TEXTOS DO PASSADO: TERCEIRA SINFONIA DE MAHLER PELA OSESP; OU, POR QUE AMAMOS MAHLER? ARTIGO DE FERNANDO RANDAU NO BLOG DE ÓPERA & BALLET.


No último domingo tive a oportunidade de assistir pela primeira vez ao vivo a Orquestra Sinfônica do Estado de São Paulo, sob a competente regência do maestro costa-riquenho Giancarlo Guerrero. Todos os colegas aqui do blog já tiveram a chance de ver o que até então eu só vira pela televisão e através de alguns CDs. Pouco tenho a dizer sobre a atuação da orquestra, a não ser que de fato é, sem dúvida, a melhor de nosso país, dando gosto finalmente poder ouvir um naipe de metais tão bom e cordas que demonstram uma unidade digna o bastante para tocar uma sinfonia de Bruckner, digamos. Se a orquestra iniciou aparentemente cansada, já no final do primeiro movimento estava em plena forma, e minhas únicas restrições ficam com a contralto francesa Nathalie Stutzmann (bonita voz, mas não me cativou) e o coro feminino e infantil.

Com a terceira de Mahler me parece que ocorre o que Carpeaux escreveu sobre a música do Götterdämmerung: barulhenta por fora, mas serena por dentro. Nessa sinfonia que tem cara de tudo, menos de uma sinfonia – uma cantata? Uma suíte? Uma missa pagã? –, como o próprio compositor reconhecia, os momentos mais sublimes são reservados em meio aos rompantes fortíssimos dos metais. Parece-me que as passagens em pianíssimo são as características mais marcantes dessa obra – como no toque da trompa fora do palco sustentado pelos violinos no terceiro movimento – e não as explosões militares e triunfais. Não é o barulho a grande conquista de Mahler aqui, mas apenas a alusão.

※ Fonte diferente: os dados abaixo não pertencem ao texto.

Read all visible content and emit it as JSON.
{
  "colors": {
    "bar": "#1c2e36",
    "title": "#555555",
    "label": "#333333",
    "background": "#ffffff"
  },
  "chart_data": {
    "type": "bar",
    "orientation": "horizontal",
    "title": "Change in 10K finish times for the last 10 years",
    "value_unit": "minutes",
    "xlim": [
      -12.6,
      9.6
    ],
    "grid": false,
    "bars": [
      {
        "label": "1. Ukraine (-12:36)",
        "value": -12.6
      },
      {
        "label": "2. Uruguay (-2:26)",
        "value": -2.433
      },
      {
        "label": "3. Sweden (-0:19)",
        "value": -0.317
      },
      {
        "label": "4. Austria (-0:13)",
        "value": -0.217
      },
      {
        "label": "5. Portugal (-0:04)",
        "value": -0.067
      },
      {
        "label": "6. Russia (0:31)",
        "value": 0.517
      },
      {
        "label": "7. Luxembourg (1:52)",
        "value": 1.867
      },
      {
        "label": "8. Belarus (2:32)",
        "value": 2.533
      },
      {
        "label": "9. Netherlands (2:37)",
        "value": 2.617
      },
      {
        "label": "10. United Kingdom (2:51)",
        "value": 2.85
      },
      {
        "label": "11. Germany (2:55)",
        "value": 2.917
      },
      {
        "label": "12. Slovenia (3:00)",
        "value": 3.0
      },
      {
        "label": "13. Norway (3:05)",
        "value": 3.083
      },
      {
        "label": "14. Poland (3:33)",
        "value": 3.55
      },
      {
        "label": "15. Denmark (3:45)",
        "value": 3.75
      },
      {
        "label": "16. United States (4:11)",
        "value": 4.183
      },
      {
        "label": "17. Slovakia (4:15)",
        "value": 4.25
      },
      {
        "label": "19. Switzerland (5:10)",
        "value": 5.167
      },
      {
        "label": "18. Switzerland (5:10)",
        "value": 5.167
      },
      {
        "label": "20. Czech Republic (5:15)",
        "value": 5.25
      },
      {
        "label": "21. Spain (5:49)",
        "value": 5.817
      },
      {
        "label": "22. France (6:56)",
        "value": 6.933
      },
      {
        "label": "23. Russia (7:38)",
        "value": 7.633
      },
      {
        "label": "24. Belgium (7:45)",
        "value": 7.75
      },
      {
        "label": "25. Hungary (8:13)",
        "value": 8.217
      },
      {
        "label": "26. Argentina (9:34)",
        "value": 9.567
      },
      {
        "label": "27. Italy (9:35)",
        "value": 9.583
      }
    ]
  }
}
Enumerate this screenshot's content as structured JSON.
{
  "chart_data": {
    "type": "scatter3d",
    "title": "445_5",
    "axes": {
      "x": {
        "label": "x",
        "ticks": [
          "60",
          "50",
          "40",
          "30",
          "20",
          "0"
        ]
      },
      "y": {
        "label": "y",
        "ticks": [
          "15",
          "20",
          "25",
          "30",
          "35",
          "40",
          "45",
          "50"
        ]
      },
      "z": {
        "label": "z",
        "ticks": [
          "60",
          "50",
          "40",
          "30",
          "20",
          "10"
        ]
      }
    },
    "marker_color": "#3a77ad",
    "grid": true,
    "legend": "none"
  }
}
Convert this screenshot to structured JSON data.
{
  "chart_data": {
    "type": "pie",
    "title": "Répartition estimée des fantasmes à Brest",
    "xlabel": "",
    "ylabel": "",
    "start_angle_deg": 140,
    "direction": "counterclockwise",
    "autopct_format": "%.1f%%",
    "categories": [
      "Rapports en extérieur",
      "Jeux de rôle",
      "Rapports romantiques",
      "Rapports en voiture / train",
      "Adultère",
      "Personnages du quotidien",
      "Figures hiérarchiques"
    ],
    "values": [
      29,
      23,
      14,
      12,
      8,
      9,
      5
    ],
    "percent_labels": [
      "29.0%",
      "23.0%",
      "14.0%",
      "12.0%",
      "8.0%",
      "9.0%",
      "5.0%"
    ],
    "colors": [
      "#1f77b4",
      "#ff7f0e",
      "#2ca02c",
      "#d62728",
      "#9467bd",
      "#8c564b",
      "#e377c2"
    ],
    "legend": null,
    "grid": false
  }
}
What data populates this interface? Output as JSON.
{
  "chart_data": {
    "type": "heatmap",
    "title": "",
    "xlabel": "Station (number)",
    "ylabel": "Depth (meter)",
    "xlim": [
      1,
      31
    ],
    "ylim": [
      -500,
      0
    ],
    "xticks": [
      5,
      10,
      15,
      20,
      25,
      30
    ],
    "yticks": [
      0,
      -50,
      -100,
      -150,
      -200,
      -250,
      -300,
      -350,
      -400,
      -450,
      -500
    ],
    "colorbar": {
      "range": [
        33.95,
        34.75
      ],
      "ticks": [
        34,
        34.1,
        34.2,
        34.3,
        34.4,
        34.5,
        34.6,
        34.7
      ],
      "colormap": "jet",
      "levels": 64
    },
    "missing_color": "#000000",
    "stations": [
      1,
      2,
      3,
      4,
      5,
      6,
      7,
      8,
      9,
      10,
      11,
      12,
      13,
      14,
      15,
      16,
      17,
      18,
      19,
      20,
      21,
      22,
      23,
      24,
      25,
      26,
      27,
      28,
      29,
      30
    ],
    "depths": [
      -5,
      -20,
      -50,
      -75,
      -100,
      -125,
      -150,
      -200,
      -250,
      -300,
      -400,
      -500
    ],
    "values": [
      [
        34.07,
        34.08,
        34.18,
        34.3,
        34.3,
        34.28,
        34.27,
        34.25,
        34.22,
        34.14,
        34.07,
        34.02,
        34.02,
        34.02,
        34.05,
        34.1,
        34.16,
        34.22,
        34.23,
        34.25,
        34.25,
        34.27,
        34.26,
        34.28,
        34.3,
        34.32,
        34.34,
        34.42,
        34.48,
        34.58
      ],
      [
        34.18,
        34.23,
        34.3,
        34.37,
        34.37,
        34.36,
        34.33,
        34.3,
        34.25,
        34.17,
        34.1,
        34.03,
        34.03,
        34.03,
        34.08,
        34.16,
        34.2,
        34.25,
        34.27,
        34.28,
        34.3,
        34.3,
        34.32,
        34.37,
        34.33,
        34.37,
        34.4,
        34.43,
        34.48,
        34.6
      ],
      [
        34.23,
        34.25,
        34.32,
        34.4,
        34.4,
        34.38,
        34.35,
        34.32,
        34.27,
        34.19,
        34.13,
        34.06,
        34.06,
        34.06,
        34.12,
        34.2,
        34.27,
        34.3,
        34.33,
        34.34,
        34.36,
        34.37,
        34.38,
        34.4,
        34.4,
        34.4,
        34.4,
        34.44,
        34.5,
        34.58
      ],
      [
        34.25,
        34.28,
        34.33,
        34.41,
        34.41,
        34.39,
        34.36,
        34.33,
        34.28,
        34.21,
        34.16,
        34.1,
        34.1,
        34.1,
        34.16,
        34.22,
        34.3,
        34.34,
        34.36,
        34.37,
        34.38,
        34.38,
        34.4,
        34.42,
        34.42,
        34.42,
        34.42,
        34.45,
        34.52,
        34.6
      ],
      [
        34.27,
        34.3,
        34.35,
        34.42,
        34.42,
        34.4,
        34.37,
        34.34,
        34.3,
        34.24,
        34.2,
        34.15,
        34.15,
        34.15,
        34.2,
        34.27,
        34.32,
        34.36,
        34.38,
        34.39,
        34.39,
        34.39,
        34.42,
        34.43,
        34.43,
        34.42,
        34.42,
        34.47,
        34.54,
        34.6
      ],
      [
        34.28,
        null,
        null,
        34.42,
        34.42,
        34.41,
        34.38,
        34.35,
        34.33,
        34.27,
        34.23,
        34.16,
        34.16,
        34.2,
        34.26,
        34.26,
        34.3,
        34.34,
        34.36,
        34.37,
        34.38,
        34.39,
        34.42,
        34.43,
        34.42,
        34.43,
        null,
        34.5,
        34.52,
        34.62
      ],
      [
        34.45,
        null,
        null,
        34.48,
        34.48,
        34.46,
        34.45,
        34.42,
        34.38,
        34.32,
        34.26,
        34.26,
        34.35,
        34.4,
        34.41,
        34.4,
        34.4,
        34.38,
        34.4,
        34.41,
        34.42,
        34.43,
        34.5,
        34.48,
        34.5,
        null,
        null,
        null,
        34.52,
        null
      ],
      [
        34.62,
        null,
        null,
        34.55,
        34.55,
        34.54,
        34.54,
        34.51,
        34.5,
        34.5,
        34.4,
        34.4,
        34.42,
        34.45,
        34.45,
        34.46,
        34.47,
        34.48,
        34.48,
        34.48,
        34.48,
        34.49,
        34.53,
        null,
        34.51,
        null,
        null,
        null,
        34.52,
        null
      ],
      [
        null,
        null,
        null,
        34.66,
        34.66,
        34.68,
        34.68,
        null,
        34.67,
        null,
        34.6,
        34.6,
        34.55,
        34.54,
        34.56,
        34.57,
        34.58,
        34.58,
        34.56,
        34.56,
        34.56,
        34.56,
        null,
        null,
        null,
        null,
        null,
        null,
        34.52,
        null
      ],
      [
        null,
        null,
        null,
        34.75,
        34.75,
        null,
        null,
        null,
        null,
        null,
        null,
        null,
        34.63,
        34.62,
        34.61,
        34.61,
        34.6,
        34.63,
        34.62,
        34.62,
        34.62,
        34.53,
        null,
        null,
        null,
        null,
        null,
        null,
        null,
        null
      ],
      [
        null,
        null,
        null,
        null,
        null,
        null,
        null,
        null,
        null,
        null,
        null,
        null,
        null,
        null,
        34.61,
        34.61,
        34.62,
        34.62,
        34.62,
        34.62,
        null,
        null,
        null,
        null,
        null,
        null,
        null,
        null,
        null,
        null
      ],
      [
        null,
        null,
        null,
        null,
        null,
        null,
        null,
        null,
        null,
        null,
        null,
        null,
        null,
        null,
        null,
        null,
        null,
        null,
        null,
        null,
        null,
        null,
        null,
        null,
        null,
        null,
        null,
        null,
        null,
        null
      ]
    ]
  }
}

Essa foi a terceira vez em que fui a um concerto de Mahler nesse ano. Dois dias antes os cariocas puderam assistir a décima sinfonia completada por Cooke sob a batuta de Mathias Bamer com a OSB, e no final de setembro ainda houve a Titã com Mehta e a Filarmônica de Munique (quem não pôde ir nessa teve a oportunidade de ver o mesmo programa pela Sinfônica de Barra Mansa por um preço mais acessível: R$ 1). Inevitável se perguntar: por que tanto Mahler?

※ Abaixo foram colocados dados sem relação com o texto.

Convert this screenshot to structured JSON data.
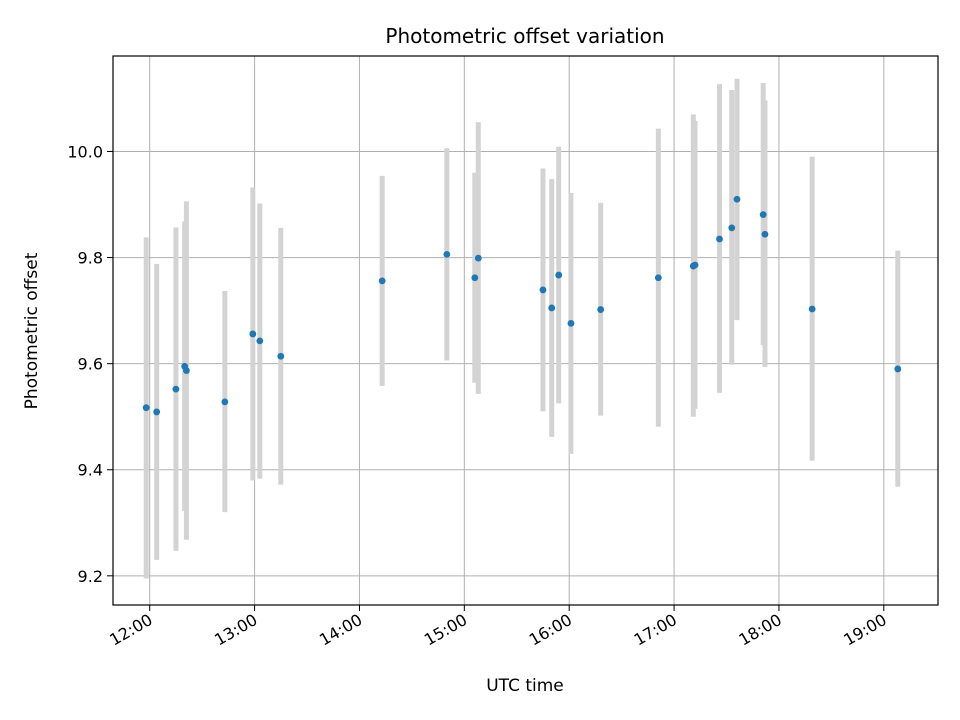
{
  "chart_data": {
    "type": "scatter",
    "title": "Photometric offset variation",
    "xlabel": "UTC time",
    "ylabel": "Photometric offset",
    "x_tick_labels": [
      "12:00",
      "13:00",
      "14:00",
      "15:00",
      "16:00",
      "17:00",
      "18:00",
      "19:00"
    ],
    "y_tick_labels": [
      "9.2",
      "9.4",
      "9.6",
      "9.8",
      "10.0"
    ],
    "y_ticks": [
      9.2,
      9.4,
      9.6,
      9.8,
      10.0
    ],
    "xlim": [
      "11:39",
      "19:31"
    ],
    "ylim": [
      9.145,
      10.18
    ],
    "grid": true,
    "colors": {
      "point": "#1f77b4",
      "errorbar": "#d3d3d3",
      "grid": "#b0b0b0"
    },
    "series": [
      {
        "points": [
          {
            "t": "11:58",
            "y": 9.517,
            "ylo": 9.195,
            "yhi": 9.838
          },
          {
            "t": "12:04",
            "y": 9.509,
            "ylo": 9.23,
            "yhi": 9.788
          },
          {
            "t": "12:15",
            "y": 9.552,
            "ylo": 9.247,
            "yhi": 9.857
          },
          {
            "t": "12:20",
            "y": 9.595,
            "ylo": 9.322,
            "yhi": 9.868
          },
          {
            "t": "12:21",
            "y": 9.587,
            "ylo": 9.268,
            "yhi": 9.906
          },
          {
            "t": "12:43",
            "y": 9.528,
            "ylo": 9.32,
            "yhi": 9.737
          },
          {
            "t": "12:59",
            "y": 9.656,
            "ylo": 9.38,
            "yhi": 9.932
          },
          {
            "t": "13:03",
            "y": 9.643,
            "ylo": 9.383,
            "yhi": 9.902
          },
          {
            "t": "13:15",
            "y": 9.614,
            "ylo": 9.372,
            "yhi": 9.856
          },
          {
            "t": "14:13",
            "y": 9.756,
            "ylo": 9.558,
            "yhi": 9.954
          },
          {
            "t": "14:50",
            "y": 9.806,
            "ylo": 9.606,
            "yhi": 10.006
          },
          {
            "t": "15:06",
            "y": 9.762,
            "ylo": 9.564,
            "yhi": 9.96
          },
          {
            "t": "15:08",
            "y": 9.799,
            "ylo": 9.543,
            "yhi": 10.055
          },
          {
            "t": "15:45",
            "y": 9.739,
            "ylo": 9.51,
            "yhi": 9.968
          },
          {
            "t": "15:50",
            "y": 9.705,
            "ylo": 9.462,
            "yhi": 9.948
          },
          {
            "t": "15:54",
            "y": 9.767,
            "ylo": 9.525,
            "yhi": 10.009
          },
          {
            "t": "16:01",
            "y": 9.676,
            "ylo": 9.43,
            "yhi": 9.922
          },
          {
            "t": "16:18",
            "y": 9.702,
            "ylo": 9.502,
            "yhi": 9.903
          },
          {
            "t": "16:51",
            "y": 9.762,
            "ylo": 9.481,
            "yhi": 10.043
          },
          {
            "t": "17:11",
            "y": 9.784,
            "ylo": 9.5,
            "yhi": 10.07
          },
          {
            "t": "17:12",
            "y": 9.786,
            "ylo": 9.515,
            "yhi": 10.058
          },
          {
            "t": "17:26",
            "y": 9.835,
            "ylo": 9.545,
            "yhi": 10.127
          },
          {
            "t": "17:33",
            "y": 9.856,
            "ylo": 9.598,
            "yhi": 10.116
          },
          {
            "t": "17:36",
            "y": 9.91,
            "ylo": 9.682,
            "yhi": 10.137
          },
          {
            "t": "17:51",
            "y": 9.881,
            "ylo": 9.635,
            "yhi": 10.129
          },
          {
            "t": "17:52",
            "y": 9.844,
            "ylo": 9.594,
            "yhi": 10.096
          },
          {
            "t": "18:19",
            "y": 9.703,
            "ylo": 9.417,
            "yhi": 9.99
          },
          {
            "t": "19:08",
            "y": 9.59,
            "ylo": 9.368,
            "yhi": 9.813
          }
        ]
      }
    ]
  }
}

    Mahler está em toda parte. Todo maestro que se pretenda sério rege Mahler – mesmo Norrington já gravou a Titã com instrumentos de época (?!) –; há diversas integrais das sinfonias para todos os gostos, personagens de novelas citam Mahler, Prince – sim, o cantor dos anos 80 – menciona Mahler numa música, Mahler aparece nos filmes de Woody Allen, Mahler é o compositor preferido de uma imensidão de melômanos e até mesmo uma extravagante porta de entrada para muitos, como Gilbert Kaplan que estudou regência apenas para executar a segunda sinfonia de Mahler. Tudo Mahler, Mahler, ah Mahler… Quando Mahler disse que seu tempo viria tenho dúvidas se ele achava que viria a ser centro das atenções desse tempo – o equivalente ao Zeitgeist. Enfim, “Mahler Lives, Mahler Grooves”.

   Por que tudo isso? Essa mahlermania não é recente, é claro. Deixo de lado aqui questões como as preferências dos diretores de orquestras, da conveniência dos programas sinfônicos ou de seu uso em trilhas sonoras várias, e mesmo nas peculiaridades das partituras de Mahler para me concentrar no que faz um ouvinte comum ser fascinado por Mahler, considerando sua música tão acessível quanto profunda.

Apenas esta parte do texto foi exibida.